Milford Sound History
Milford Sound and Fiordland were well known to the Maori. Many Maori legends relate to its formation, including the demi-god Tuterakiwhanoa, who is said to have carved the rugged landscape from formless rock.
The Maori named Milford Sound 'Piopiotahi' after a thrush-like bird, the piopio. Piopiotahi literally means a single piopio, which harks back to the legend of Maui trying to win immortality for mankind. When Maui died in the attempt, a piopio was said to have flown to Milford Sound in mourning.

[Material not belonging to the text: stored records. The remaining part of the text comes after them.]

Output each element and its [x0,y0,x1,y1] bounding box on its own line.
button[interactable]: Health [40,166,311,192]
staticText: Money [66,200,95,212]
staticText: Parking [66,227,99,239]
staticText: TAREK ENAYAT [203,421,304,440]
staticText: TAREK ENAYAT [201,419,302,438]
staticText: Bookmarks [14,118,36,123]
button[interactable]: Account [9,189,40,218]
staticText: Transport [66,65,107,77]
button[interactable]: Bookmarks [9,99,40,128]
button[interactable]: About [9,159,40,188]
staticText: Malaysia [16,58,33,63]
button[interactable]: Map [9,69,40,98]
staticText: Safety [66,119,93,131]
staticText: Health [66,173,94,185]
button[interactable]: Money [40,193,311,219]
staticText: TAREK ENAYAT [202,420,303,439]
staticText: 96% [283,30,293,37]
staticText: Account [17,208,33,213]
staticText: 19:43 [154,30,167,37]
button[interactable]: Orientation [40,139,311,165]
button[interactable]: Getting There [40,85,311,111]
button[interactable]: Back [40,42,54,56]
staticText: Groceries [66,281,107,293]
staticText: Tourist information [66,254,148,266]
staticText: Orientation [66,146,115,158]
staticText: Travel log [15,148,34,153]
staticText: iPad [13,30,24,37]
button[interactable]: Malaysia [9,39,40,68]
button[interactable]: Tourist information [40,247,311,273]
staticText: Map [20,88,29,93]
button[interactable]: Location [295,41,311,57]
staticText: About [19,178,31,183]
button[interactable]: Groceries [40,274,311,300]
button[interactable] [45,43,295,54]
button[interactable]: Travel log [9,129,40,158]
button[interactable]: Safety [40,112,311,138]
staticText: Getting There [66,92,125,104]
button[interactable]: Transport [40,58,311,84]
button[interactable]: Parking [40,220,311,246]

The name Milford Sound was first given to the sound by Captain James Cook. He and his crew were the first Europeans to visit the area. He named it after Milford Haven in Wales. Following Cook's mapping of the sound, sealers and whalers formed the first European settlements there.
Historic Highlights of Milford Sound Area
- Donald Sutherland and John Mackay find Mackay and Sutherland Falls in 1880.
- Discovery of the McKinnon Pass in 1888, which later becomes part of the Milford Track.
- William H. Homer and George Barber discover the Homer Saddle in 1889. Homer suggests that a tunnel through the saddle could provide access to Milford.
- Homer Tunnel provides road access to Milford Sound in 1954 (almost 20 years since engineering work on the tunnel began).
- The Milford Track is dubbed 'The finest walk in the world' by poet Blanche Baughan, in The London Spectator in 1908.